Selbstständiger Antrag von Abgeordneten (§ 21 GeoLT)

eingebracht am 17.06.2011, 08:58:01


Landtagsabgeordnete(r): Gunter Hadwiger (FPÖ), Anton Kogler (FPÖ)
Fraktion(en): FPÖ
Zuständiger Ausschuss: Daseinsvorsorge
Regierungsmitglied(er): Franz Voves

Betreff:
Zuständigkeit für Tierhaltung - Novellierung des Steiermärkischen Landes-Sicherheitsgesetzes


Gemäß geltendem Steiermärkischen Landes- Sicherheitsgesetz ist das Halten von gefährlichen Tieren nur mit Bewilligung der Gemeinde zulässig. Die Gemeinde ist auch Vollzugsbehörde im eigenen Wirkungsbereich für unaufschiebbare Maßnahmen bei Gefahr im Verzug für die Gesundheit oder das Leben von Menschen durch nicht ordnungsgemäß gehaltene Tiere und hat Überwachungsorgane einzusetzen.

Anträge auf Bewilligung für das Halten von gefährlichen Tieren kommen eher selten vor, ebenso Fälle von Gefahr im Verzug durch nicht ordnungsgemäß gehaltene Tiere. Dem entsprechend verfügen Gemeinden über wenig Erfahrung mit diesen Materien. Angelegenheiten der öffentlichen Sicherheit sind in der Regel von der Bezirksverwaltungsbehörde zu besorgen. Bei dieser ist auch der Amtstierarzt angesiedelt und diese Behörde hat auch Erfahrung mit der Besorgung von Sicherheitsangelegenheiten und Maßnahmen bei Gefahr im Verzug.
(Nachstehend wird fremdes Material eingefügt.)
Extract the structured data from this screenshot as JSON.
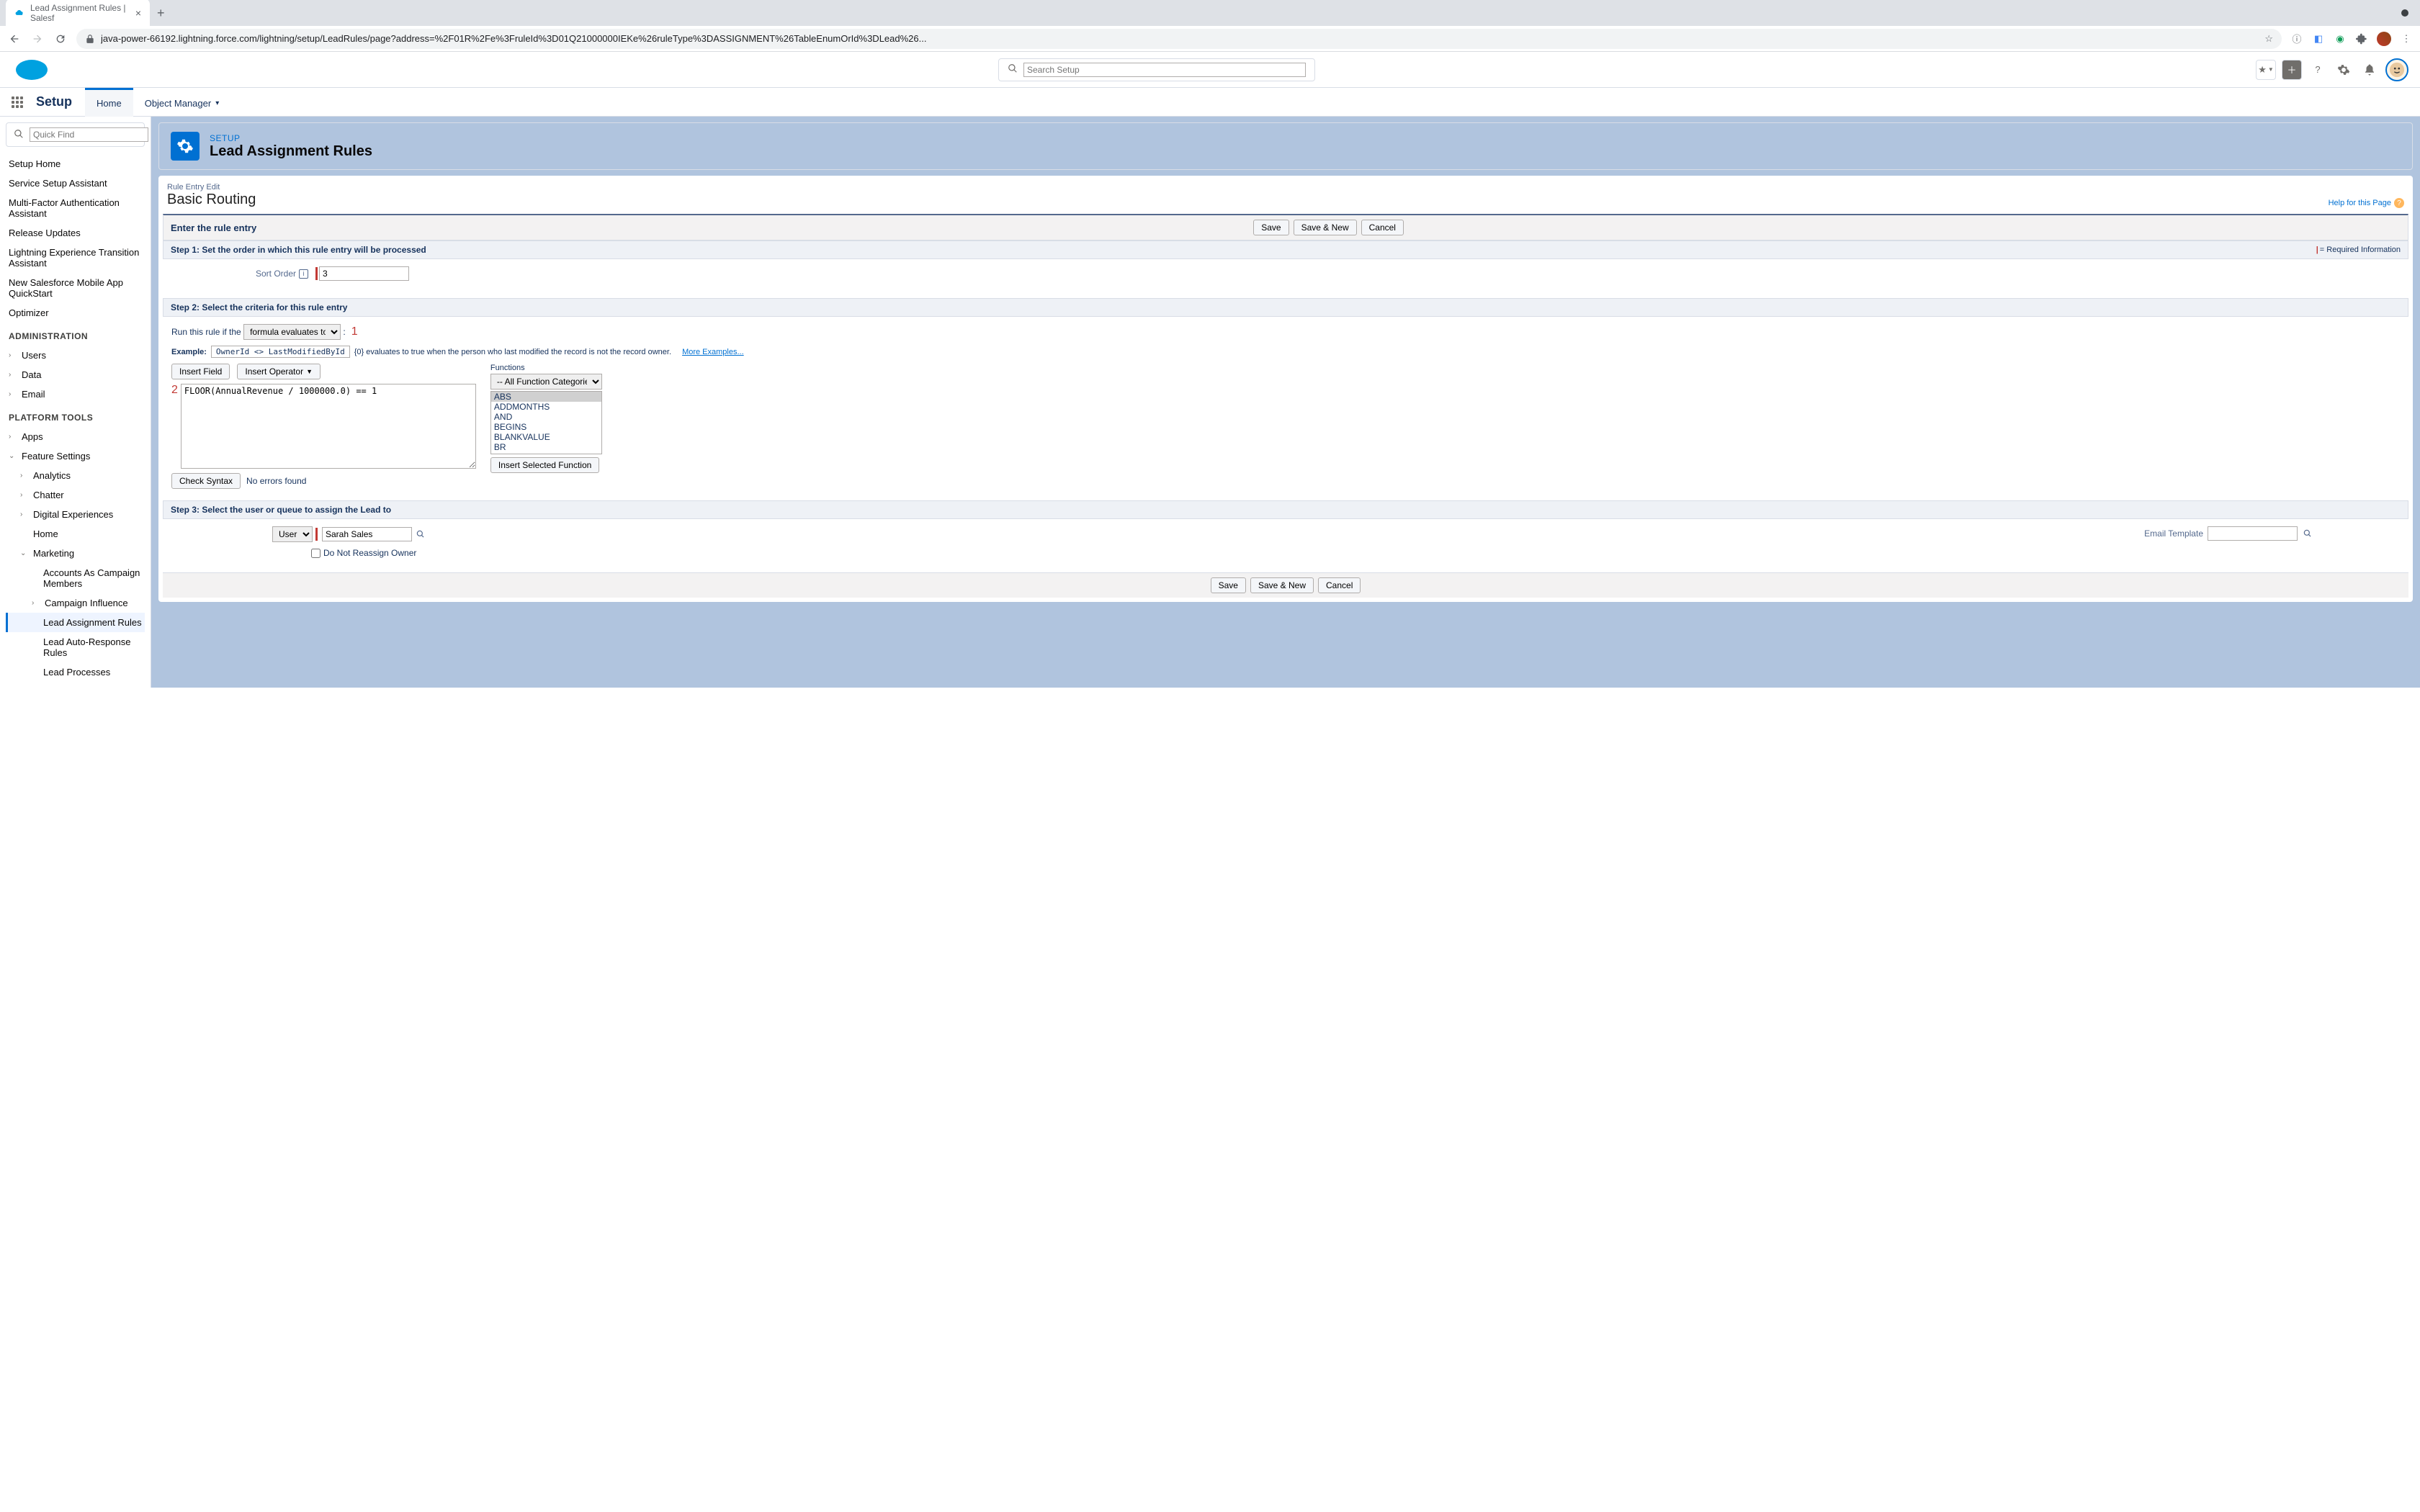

Da Vollzugsmaßnahmen in Zusammenhang mit gefährlichen Tieren oder nicht ordnungsgemäß gehaltenen Tieren nicht sehr häufig vorkommen, wäre auch keine große zusätzliche Belastung der Bezirksverwaltungsbehörden beim Vollzug dieser Materie zu erwarten. Aus diesen Gründen erscheint es im Sinne einer effizienten, sparsamen und zweckmäßigen Verwaltung angebracht, die Kompetenz für den Vollzug der Bestimmungen über das Halten von Tieren im Landes-Sicherheitsgesetz von den Gemeinden an die Bezirksverwaltungsbehörden zu übertragen. Allfällig bestellte oder zu bestellende Landessicherheits- Aufsichtsorgane sollen dennoch zur Verfolgung auch von Übertretungen dieser Bestimmungen ermächtigt sein bzw. bleiben. Daher schlagen die unterfertigten Abgeordneten die folgenden Änderungen des Steiermärkischen Landes-Sicherheitsgesetzes vor.

Es wird daher der

Antrag

gestellt:

Der Landtag wolle beschließen:


Gesetz vom      , mit dem das Steiermärkische Landes-Sicherheitsgesetz (StLSG) geändert wird

Das Steiermärkische Landes-Sicherheitsgesetz (StLSG), LGBl. Nr. 24/2005, zuletzt in der  Fassung LGBl. Nr.  37/2011, wird wie folgt geändert:

1.     § 3c Abs 1 lautet:
"(1) Das Halten von gefährlichen Tieren ist nur mit Bewilligung der Bezirksverwaltungsbehörde zulässig."

2.            § 3d Abs 1 lautet:
"(1) Bei Gefahr im Verzug für die Gesundheit oder das Leben von Menschen durch ein nicht ordnungsgemäß gehaltenes Tier (§§ 3b und 3c) können von der Bezirksverwaltungsbehörde die unmittelbar erforderlichen Maßnahmen (einschließlich einer schmerzlosen Tötung, wenn andere Maßnahmen nicht in Betracht kommen) auch ohne vorangegangenes Verfahren gesetzt werden. Die Maßnahmen sind erforderlichenfalls unter der Anwendung von Zwang durchzusetzen."

3.     § 3d Abs 3 lautet:
"(3) Den Organen der Bezirksverwaltungsbehörden  ist der Zutritt zu Liegenschaften und Räumen, wo die von den §§ 3b und 3c erfassten Tiere gehalten werden, zu gewähren."

4.     § Im  3e entfällt die Wortfolge:
"3b, 3c, und 3d"

5.     Dem § 6a wird folgernder Abs. 5 angefügt:
"(5) Die Änderung der §§ 3c, 3d und 3e durch die Novelle LGBl. Nr.       tritt mit       in Kraft.